Practical and theoretical NC algorithms exploit parallel models including PRAM variants (EREW, CREW, CRCW) formalized in works by Richard Karp, John H. Reif, Jerrold Traub, Danny Dolev, and Nancy Lynch. Circuit constructions use depth-reduction techniques from Valiant, Seba Vadhan, Moses Charikar, and Sanjeev Arora. Parallel prefix, tree contraction, and divide-and-conquer paradigms are core methods with seminal contributors like Guy Blelloch, Robert Tarjan, Andrew Yao, Michael J. Fischer, and Kenneth Thomson. Parallel algorithms for linear algebra, graph connectivity, and flow use ideas from Gary Miller, Richard Lipton, David Karger, Rajeev Motwani, and Éva Tardos. Implementations on multicore and GPU platforms reference influences from John Hennessy, David Patterson, Gordon Bell, James Demmel, and William Gropp.
NC exhibits closure properties under complement, union, intersection, and certain reductions with results attributed to researchers like Neil Immerman, Rūsiņš Freivalds, Stephen Cook, Richard Karp, and Leslie Valiant. Completeness under NC reductions defines hardness notions studied by Christos Papadimitriou, Gary Johnson, Michael Rabin, and Neil Immerman. Circuit lower bounds and tradeoffs between depth, size, and fan-in—central to NC structure—trace back to foundational work by Shimon Even, Noga Alon, Miklós Ajtai, Ajtai Komlós Szemerédi, and Valentine Kabanets. Algebraic, monotone, and bounded-depth circuit separations involve contributors such as Jan Krajíček, Alexander Razborov, Ran Raz, and Alexander A. Sherstov.

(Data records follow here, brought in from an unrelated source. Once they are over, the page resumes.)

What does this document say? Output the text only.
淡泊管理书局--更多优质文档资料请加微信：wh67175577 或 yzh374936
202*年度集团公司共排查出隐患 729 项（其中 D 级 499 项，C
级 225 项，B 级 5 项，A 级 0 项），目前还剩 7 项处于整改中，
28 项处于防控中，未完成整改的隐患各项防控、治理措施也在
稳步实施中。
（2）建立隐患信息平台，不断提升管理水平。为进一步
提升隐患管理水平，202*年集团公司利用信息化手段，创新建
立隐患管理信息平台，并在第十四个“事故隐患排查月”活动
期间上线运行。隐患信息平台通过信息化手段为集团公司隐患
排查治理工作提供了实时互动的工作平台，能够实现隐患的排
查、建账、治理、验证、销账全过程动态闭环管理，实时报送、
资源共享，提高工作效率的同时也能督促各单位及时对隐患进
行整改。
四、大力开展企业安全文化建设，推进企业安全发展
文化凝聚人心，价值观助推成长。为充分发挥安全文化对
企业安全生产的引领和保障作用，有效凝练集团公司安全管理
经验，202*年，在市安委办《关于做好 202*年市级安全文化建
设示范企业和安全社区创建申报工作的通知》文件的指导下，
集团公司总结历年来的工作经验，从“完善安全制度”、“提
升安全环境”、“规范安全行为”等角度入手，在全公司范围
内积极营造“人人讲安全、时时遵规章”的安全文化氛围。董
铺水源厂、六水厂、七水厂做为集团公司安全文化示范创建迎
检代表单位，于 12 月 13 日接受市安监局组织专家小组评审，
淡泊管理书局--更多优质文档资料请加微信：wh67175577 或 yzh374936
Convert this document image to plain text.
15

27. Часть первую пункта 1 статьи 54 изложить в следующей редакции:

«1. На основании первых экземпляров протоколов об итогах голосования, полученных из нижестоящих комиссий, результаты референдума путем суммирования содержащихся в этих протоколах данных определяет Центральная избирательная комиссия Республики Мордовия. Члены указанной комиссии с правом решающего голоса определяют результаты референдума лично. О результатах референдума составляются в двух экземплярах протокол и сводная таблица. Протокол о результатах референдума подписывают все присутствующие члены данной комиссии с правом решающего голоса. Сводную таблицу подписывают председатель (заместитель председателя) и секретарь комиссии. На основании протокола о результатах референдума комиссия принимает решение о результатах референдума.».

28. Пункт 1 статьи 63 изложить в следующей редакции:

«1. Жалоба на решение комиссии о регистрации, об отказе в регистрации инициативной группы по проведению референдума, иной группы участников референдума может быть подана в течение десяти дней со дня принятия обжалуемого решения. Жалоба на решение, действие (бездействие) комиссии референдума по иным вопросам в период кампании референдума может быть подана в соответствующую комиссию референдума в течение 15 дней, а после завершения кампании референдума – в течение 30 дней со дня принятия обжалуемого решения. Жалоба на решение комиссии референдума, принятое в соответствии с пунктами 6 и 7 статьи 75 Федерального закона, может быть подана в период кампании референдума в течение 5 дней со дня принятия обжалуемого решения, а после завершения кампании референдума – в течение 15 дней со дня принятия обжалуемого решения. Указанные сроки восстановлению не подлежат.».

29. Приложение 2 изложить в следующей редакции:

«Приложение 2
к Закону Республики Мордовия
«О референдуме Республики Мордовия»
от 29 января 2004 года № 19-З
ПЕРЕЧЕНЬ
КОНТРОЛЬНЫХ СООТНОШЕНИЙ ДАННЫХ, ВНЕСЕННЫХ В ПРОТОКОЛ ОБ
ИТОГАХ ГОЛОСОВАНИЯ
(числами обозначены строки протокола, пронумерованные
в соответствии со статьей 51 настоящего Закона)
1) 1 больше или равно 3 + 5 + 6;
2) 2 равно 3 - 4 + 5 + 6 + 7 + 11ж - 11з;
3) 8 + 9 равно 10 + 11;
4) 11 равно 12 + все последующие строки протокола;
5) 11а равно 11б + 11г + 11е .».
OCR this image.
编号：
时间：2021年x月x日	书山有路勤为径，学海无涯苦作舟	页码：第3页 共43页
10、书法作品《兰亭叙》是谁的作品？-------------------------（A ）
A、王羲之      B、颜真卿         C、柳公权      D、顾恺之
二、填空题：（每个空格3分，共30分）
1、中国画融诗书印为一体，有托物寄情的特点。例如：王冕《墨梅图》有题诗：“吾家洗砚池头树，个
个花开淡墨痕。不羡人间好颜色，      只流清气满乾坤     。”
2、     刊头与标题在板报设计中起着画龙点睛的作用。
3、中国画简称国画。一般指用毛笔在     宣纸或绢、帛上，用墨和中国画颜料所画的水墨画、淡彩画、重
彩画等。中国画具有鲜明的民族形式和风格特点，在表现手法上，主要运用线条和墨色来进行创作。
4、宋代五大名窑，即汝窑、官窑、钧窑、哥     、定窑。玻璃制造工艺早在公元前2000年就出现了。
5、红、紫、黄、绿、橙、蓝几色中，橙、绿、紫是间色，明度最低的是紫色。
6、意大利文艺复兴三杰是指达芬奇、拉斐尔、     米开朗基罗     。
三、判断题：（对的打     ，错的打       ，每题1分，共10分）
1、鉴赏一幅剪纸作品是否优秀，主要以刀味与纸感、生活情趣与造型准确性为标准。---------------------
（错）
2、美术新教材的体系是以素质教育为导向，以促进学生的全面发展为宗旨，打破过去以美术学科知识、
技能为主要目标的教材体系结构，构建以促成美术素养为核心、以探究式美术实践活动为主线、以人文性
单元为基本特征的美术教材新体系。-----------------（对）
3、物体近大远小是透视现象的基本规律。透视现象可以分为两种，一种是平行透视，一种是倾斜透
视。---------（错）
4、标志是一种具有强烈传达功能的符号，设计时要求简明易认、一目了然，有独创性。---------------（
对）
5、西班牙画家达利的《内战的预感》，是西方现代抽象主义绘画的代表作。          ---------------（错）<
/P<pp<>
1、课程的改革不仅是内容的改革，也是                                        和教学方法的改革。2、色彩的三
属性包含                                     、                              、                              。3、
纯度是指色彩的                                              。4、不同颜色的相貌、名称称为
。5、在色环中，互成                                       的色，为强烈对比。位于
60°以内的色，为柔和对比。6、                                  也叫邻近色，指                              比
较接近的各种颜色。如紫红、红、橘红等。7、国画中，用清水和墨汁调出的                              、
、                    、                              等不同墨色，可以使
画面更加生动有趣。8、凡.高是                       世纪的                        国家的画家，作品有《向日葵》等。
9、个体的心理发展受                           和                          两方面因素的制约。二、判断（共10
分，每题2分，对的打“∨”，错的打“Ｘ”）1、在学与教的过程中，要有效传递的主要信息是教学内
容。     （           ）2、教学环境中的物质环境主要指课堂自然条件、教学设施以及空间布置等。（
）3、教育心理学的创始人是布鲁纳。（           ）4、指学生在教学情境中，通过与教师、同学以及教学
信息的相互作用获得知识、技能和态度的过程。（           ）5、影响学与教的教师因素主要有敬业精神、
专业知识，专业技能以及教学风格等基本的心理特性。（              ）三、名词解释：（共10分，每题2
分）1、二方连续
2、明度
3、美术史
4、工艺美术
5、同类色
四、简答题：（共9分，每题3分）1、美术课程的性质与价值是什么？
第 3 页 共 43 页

Major open problems include whether NC = P and whether specific P-complete problems admit NC algorithms, questions pursued by Stephen Cook, Richard Karp, Michael Sipser, Leslie Valiant, and Scott Aaronson. Proving circuit lower bounds separating NC from P engages researchers like Ryan Williams, Noam Nisan, Ethan Bernstein, and Eric Allender. Derandomization of RNC into NC and deterministic parallel algorithms for matching and determinant continue to attract work from Noga Alon, Oded Goldreich, Avi Wigderson, Salil Vadhan, and Daniel Spielman. Advances in fine-grained parallel complexity, tradeoffs between space and time in parallel models, and practical parallel implementations continue to be explored by Guy Blelloch, Gary Miller, Éva Tardos, Rajeev Motwani, and Alan Turing.